A lot of films — especially horror films — can take awhile before finally seeing the light of day. The two that instantly spring to mind are All the Boys Love Mandy Lane and You’re Next. The real question is, was it worth the wait? The latest to join the crop of delayed releases is co-writer/director Jon Watts’s coulrophobia-drenched Clown. What started as a joke is now a full-length feature film. Watts originally created a fake trailer for the film and plastered Eli Roth’s — creator of Cabin Fever and Hostel — name on it. Next thing Watts knows, Roth is on the line offering him the chance to expand his idea.
As scared of clowns as some people already are, what happens when you put on a costume and can’t take it off? Therein lies the trouble for our poor protagonist Kent (Andy Powers). What starts as a lark for his son Jack’s (Christian Distefano) birthday party, after the clown they hired cancels, turns into a David Cronenbergian nightmare. Kent’s concerned, loving, and pregnant wife Meg (Laura Allen) now gets to put the pieces together after Kent can’t take off the Clown costume and it starts to transform him into some kind of child-murdering demon. The only person who seems to be able to help them is the possibly crazy Karlsson (Peter Stormare) who knows way more about the costume than anyone should, but may also know the key to helping Meg save Kent.
Starz/Anchor Bay transforms Kent’s descent into madness onto 25 GB Blu-ray disc that’s just the right size for a 100-minute movie with only one special feature. Colors may not be as bold as you’d expect for a movie revolving around a clown, but this is a horror film after all. Desaturation is the name of Watts’s game and, as the film progresses, so does the color palette. Detail is never quite as sharp as you’d hope, but there’s never any sign of digital tampering. No smudgy facial features here. It also helps add some extra gruesomeness to the practical effects, even if it does make some of the CGI-enhanced moments look a little hokey. Blacks never dive into crush and the faint noise on hand appears more grain-like than mosquito noise. It’s about what you’d expect a modern horror movie to look like and gets the job done. English and Spanish subtitles are available.
Same goes for the 5.1 DTS-HD Master Audio track. While faring a little better than the video, it’s still rather front heavy, but does kick in surround usage anytime something horrific is about to happen. Deep bass also manages to keep viewers on their toes as they await characters’ impending dooms. As for that one special feature, all we get is a quick (6:24) “Making Clown Featuring Producer Eli Roth” with the cast, and a few of the crew, talking about the story and some of the behind-the-scenes work. Roth is featured most prominently discussing how much he loved the original short and how great it was to give Watts this opportunity. A digital copy of the film is also included.

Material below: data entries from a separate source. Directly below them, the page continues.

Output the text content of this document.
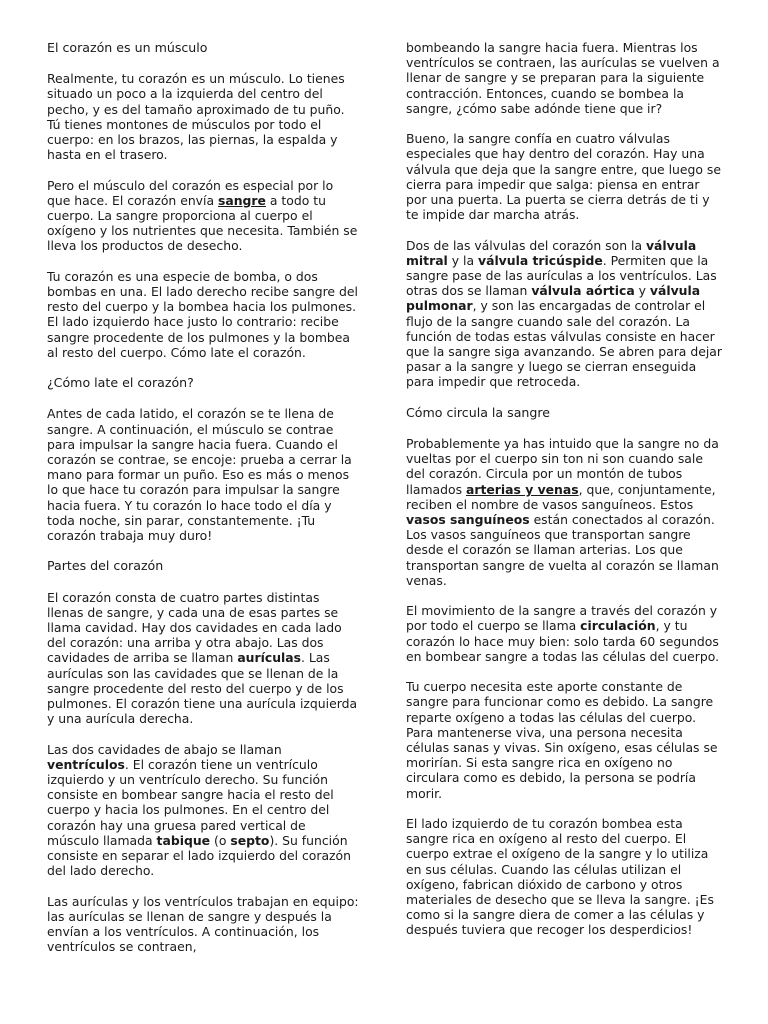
El corazón es un músculo

Realmente, tu corazón es un músculo. Lo tienes situado un poco a la izquierda del centro del pecho, y es del tamaño aproximado de tu puño. Tú tienes montones de músculos por todo el cuerpo: en los brazos, las piernas, la espalda y hasta en el trasero.

Pero el músculo del corazón es especial por lo que hace. El corazón envía sangre a todo tu cuerpo. La sangre proporciona al cuerpo el oxígeno y los nutrientes que necesita. También se lleva los productos de desecho.

Tu corazón es una especie de bomba, o dos bombas en una. El lado derecho recibe sangre del resto del cuerpo y la bombea hacia los pulmones. El lado izquierdo hace justo lo contrario: recibe sangre procedente de los pulmones y la bombea al resto del cuerpo. Cómo late el corazón.

¿Cómo late el corazón?

Antes de cada latido, el corazón se te llena de sangre. A continuación, el músculo se contrae para impulsar la sangre hacia fuera. Cuando el corazón se contrae, se encoje: prueba a cerrar la mano para formar un puño. Eso es más o menos lo que hace tu corazón para impulsar la sangre hacia fuera. Y tu corazón lo hace todo el día y toda noche, sin parar, constantemente. ¡Tu corazón trabaja muy duro!

Partes del corazón

El corazón consta de cuatro partes distintas llenas de sangre, y cada una de esas partes se llama cavidad. Hay dos cavidades en cada lado del corazón: una arriba y otra abajo. Las dos cavidades de arriba se llaman aurículas. Las aurículas son las cavidades que se llenan de la sangre procedente del resto del cuerpo y de los pulmones. El corazón tiene una aurícula izquierda y una aurícula derecha.

Las dos cavidades de abajo se llaman ventrículos. El corazón tiene un ventrículo izquierdo y un ventrículo derecho. Su función consiste en bombear sangre hacia el resto del cuerpo y hacia los pulmones. En el centro del corazón hay una gruesa pared vertical de músculo llamada tabique (o septo). Su función consiste en separar el lado izquierdo del corazón del lado derecho.

Las aurículas y los ventrículos trabajan en equipo: las aurículas se llenan de sangre y después la envían a los ventrículos. A continuación, los ventrículos se contraen,

bombeando la sangre hacia fuera. Mientras los ventrículos se contraen, las aurículas se vuelven a llenar de sangre y se preparan para la siguiente contracción. Entonces, cuando se bombea la sangre, ¿cómo sabe adónde tiene que ir?

Bueno, la sangre confía en cuatro válvulas especiales que hay dentro del corazón. Hay una válvula que deja que la sangre entre, que luego se cierra para impedir que salga: piensa en entrar por una puerta. La puerta se cierra detrás de ti y te impide dar marcha atrás.

Dos de las válvulas del corazón son la válvula mitral y la válvula tricúspide. Permiten que la sangre pase de las aurículas a los ventrículos. Las otras dos se llaman válvula aórtica y válvula pulmonar, y son las encargadas de controlar el flujo de la sangre cuando sale del corazón. La función de todas estas válvulas consiste en hacer que la sangre siga avanzando. Se abren para dejar pasar a la sangre y luego se cierran enseguida para impedir que retroceda.

Cómo circula la sangre

Probablemente ya has intuido que la sangre no da vueltas por el cuerpo sin ton ni son cuando sale del corazón. Circula por un montón de tubos llamados arterias y venas, que, conjuntamente, reciben el nombre de vasos sanguíneos. Estos vasos sanguíneos están conectados al corazón. Los vasos sanguíneos que transportan sangre desde el corazón se llaman arterias. Los que transportan sangre de vuelta al corazón se llaman venas.

El movimiento de la sangre a través del corazón y por todo el cuerpo se llama circulación, y tu corazón lo hace muy bien: solo tarda 60 segundos en bombear sangre a todas las células del cuerpo.

Tu cuerpo necesita este aporte constante de sangre para funcionar como es debido. La sangre reparte oxígeno a todas las células del cuerpo. Para mantenerse viva, una persona necesita células sanas y vivas. Sin oxígeno, esas células se morirían. Si esta sangre rica en oxígeno no circulara como es debido, la persona se podría morir.

El lado izquierdo de tu corazón bombea esta sangre rica en oxígeno al resto del cuerpo. El cuerpo extrae el oxígeno de la sangre y lo utiliza en sus células. Cuando las células utilizan el oxígeno, fabrican dióxido de carbono y otros materiales de desecho que se lleva la sangre. ¡Es como si la sangre diera de comer a las células y después tuviera que recoger los desperdicios!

It would have been even more interesting to see how he could have handled the remake of Stephen King’s It following Cary Fukunaga’s departure. While it is nice to see him jump genres, he really could have brought a lot to the table there. As it stands, Clown is a nice little jolt for those who like movies about killer clowns. Considering they keep making them, there’s clearly an audience for it. But let’s face it, if there’s something to be scared of, Hollywood will find a way to try and make money off of it. Since the film is nearly bargain priced, it’s worth a blind buy for interested parties; just make sure you put the kids to bed first.